I went home to New York and, on Wednesday night, to interview Mr. Kissinger. With a book out and crises brewing he’s on the scene and, at 99, treated as what he is, a legend. I think here Henry’s friend Bill Buckley might have fun and call him the biggest thing since Bismarck. Mr. Kissinger is grave about the current moment. The evening was informally off the record, but I don’t think he’d mind my saying I asked him about broad feelings of anxiety about the world. Is it unrealistic to be experiencing this moment as uniquely dangerous? During his answer—no, he doesn’t think it unrealistic—he reflected that he’s been thinking a lot about World War I and how the leaders of the nations engaged in that conflict had no idea, at the beginning, the magnitude of the losses coming, that they just stumbled in and stumbled on.
His advice seemed to echo what we discussed at Purdue: In tough times, keep all lines of communication up and operating. You never know what might come in on the wires. Keep the conversation going.
On Thursday night, I gave the main speech at the Al Smith Dinner. A little more than 600 people gathered in the Park Avenue Armory, every politician of note in the state and city, and business figures and philanthropists, many on the broad dais in white tie and tails or gowns. The trick at the dinner is to be funny as possible while training your fire equally on both parties. The assumption is everyone’s better when they’re laughing. I did my best.
Chuck Schumer’s
been in Congress so long that medically he’s considered a pre-existing condition.
Kevin McCarthy
told me at the last national prayer breakfast that Jesus loves America best, that’s why the Bible is in English.

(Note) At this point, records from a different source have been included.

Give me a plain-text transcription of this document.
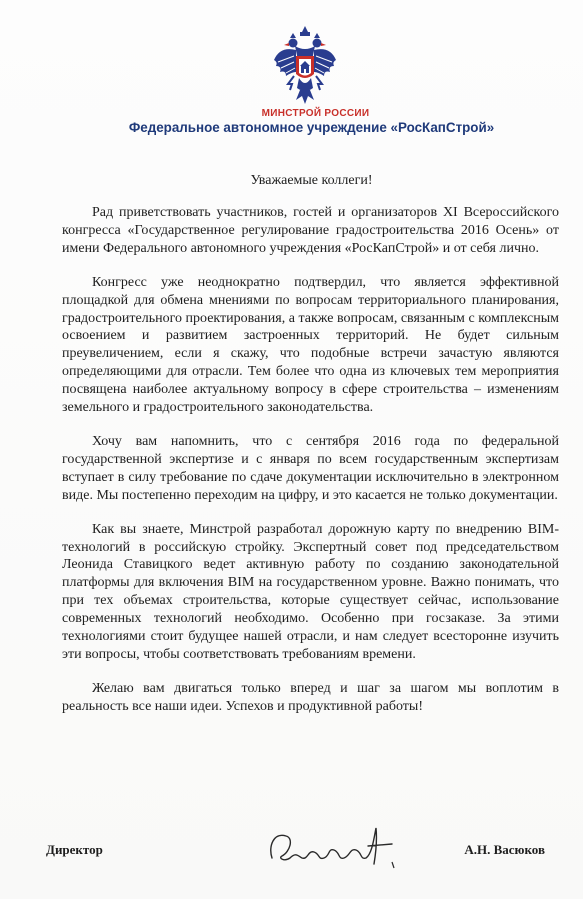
МИНСТРОЙ РОССИИ
Федеральное автономное учреждение «РосКапСтрой»
Уважаемые коллеги!

Рад приветствовать участников, гостей и организаторов XI Всероссийского конгресса «Государственное регулирование градостроительства 2016 Осень» от имени Федерального автономного учреждения «РосКапСтрой» и от себя лично.

Конгресс уже неоднократно подтвердил, что является эффективной площадкой для обмена мнениями по вопросам территориального планирования, градостроительного проектирования, а также вопросам, связанным с комплексным освоением и развитием застроенных территорий. Не будет сильным преувеличением, если я скажу, что подобные встречи зачастую являются определяющими для отрасли. Тем более что одна из ключевых тем мероприятия посвящена наиболее актуальному вопросу в сфере строительства – изменениям земельного и градостроительного законодательства.

Хочу вам напомнить, что с сентября 2016 года по федеральной государственной экспертизе и с января по всем государственным экспертизам вступает в силу требование по сдаче документации исключительно в электронном виде. Мы постепенно переходим на цифру, и это касается не только документации.

Как вы знаете, Минстрой разработал дорожную карту по внедрению BIM-технологий в российскую стройку. Экспертный совет под председательством Леонида Ставицкого ведет активную работу по созданию законодательной платформы для включения BIM на государственном уровне. Важно понимать, что при тех объемах строительства, которые существует сейчас, использование современных технологий необходимо. Особенно при госзаказе. За этими технологиями стоит будущее нашей отрасли, и нам следует всесторонне изучить эти вопросы, чтобы соответствовать требованиям времени.

Желаю вам двигаться только вперед и шаг за шагом мы воплотим в реальность все наши идеи. Успехов и продуктивной работы!

Директор	А.Н. Васюков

Will President Biden run for re-election? He’s showing telltale signs of aging. Held a state dinner and insisted it start at 5 p.m. so he could get the early-bird special. Afterward he invited the visiting prime minister to go upstairs and watch “Hogan’s Heroes.” Then he spent a half hour trying to rewind
Netflix.
A month from now he turns 80 but the White House has been playing down any celebrations. Internal memos about it have such a high security classification that copies have been found at Mar-a-Lago. But personally I prefer age to some of the younger congressmen and –women, who are, basically, airheads. I’ve interviewed them. They think Machiavelli is a clothing designer. They think bilateral and trilateral are muscles you work in the gym.
And there’s
Ted Cruz.
When Ted ran for president, he called me and asked me for advice. I said, “Ted, just be yourself.” That was mean of me.
Then there’s
Mike Pence,
a good man. But hearing him give a speech is proof that the dead are trying to contact us.

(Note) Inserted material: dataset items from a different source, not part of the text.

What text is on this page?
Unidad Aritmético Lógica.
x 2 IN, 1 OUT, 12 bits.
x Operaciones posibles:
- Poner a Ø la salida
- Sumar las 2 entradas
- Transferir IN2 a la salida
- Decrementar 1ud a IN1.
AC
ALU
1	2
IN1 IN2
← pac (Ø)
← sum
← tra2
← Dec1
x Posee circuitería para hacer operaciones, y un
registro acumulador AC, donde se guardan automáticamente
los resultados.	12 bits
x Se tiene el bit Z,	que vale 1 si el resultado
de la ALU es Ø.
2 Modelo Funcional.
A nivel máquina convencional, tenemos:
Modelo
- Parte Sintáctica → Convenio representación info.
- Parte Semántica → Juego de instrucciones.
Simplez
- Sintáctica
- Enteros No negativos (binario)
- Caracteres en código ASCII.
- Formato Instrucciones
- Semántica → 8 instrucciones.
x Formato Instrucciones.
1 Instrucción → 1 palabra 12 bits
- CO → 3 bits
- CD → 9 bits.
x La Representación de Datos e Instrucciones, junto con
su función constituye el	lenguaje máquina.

And so my Buckley-like week: the questioning young at Purdue, the wisdom of a great statesman in New York, and on to the Park Avenue Armory for the Catholic Church raising money for kids and immigrants by teasing itself and others. A good thing in life is not to get jaded but to see that even in a world of trouble life is moving, stimulating, even splendid, that you’re lucky to be here and doing what you’re doing. I think Bill Buckley would have enjoyed himself.